I don’t actually post much about myself, but I guess this is my blog. Panic attacks are scary. You’re just laying there trying to fall asleep and then you’re suddenly it feels like your chest is about to catch on fire. Mine are primarily physical symptoms that tend to very closely mimic those of a heart attack. Which I’m not having, but in the moment you’re not thinking right and you have to convince yourself that you’re not actually dying. It’s a chore. I’ve gotten so that I can recognize when it’s starting and with deep breathing pretty much keep it from getting worse, but the feeling kind of lingers for awhile, lurking and just waiting for you to stop concentrating on breathing.

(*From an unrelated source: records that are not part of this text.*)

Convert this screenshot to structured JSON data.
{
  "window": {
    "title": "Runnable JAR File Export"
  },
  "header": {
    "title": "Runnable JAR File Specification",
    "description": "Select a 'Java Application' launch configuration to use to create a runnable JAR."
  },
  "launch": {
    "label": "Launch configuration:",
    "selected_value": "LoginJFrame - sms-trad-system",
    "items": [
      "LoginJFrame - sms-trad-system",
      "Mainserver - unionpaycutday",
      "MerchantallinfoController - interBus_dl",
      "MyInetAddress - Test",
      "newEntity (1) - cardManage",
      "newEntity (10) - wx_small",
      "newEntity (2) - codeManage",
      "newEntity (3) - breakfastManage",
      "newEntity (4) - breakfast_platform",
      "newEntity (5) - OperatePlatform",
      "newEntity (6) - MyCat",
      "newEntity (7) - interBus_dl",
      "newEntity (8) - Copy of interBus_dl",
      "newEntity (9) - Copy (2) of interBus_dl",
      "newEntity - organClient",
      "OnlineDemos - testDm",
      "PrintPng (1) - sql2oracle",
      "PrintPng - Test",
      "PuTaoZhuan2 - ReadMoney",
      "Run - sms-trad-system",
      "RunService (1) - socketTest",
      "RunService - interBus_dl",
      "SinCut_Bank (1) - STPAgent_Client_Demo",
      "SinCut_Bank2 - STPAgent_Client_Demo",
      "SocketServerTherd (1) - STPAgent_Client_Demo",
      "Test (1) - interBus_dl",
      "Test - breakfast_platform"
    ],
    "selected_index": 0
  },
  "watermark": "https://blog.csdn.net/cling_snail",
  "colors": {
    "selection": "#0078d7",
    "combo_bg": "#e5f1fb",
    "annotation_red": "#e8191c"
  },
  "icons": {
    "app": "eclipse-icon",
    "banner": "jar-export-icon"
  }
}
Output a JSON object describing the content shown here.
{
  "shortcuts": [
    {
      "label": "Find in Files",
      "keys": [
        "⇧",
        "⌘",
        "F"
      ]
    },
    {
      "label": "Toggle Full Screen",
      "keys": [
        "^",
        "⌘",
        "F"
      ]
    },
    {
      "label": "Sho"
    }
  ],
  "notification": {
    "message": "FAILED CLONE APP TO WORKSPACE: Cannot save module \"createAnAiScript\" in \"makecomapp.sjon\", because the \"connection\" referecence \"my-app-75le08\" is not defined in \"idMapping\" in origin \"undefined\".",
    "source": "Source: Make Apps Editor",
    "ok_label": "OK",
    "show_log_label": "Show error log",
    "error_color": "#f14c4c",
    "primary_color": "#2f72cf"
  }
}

I don’t know what I’m worrying about right now. Usually it’s my health. I have an irrational fear that when I get sick I’m going to be really sick, when in fact I’m in quite good health and in the care of some very skilled health care professionals. My asthma flared up a bit in the past few days, but that’s controllable. Am I worrying about school? I don’t know. There is some uncertainty about what I’ll be doing for the summer session, but I should be happy because I ended the 2nd semester with 4 As. Really that’s something I should be proud of. Getting straight As in grad school is nothing to scoff at. Maybe I’m worried about working after I finish school. I definitely am nervous about getting a job and then being on my own more or less, but that’s still a ways off. Maybe I’m worrying about being alone and not feeling wanted. I never dated anyone seriously in university and I feel like I really messed up there and don’t really know what to do now. I’m shy in person and make friends very slowly. Online I’m outgoing and strike up conversations with people all the time, but in person I don’t know what to do. I’m scared I’ll be alone and not wanted. I know this is irrational because it’s not true, but I worry about it.

I guess by writing this all down it helps me figure out what I’m panicking about. Maybe this helps someone else too.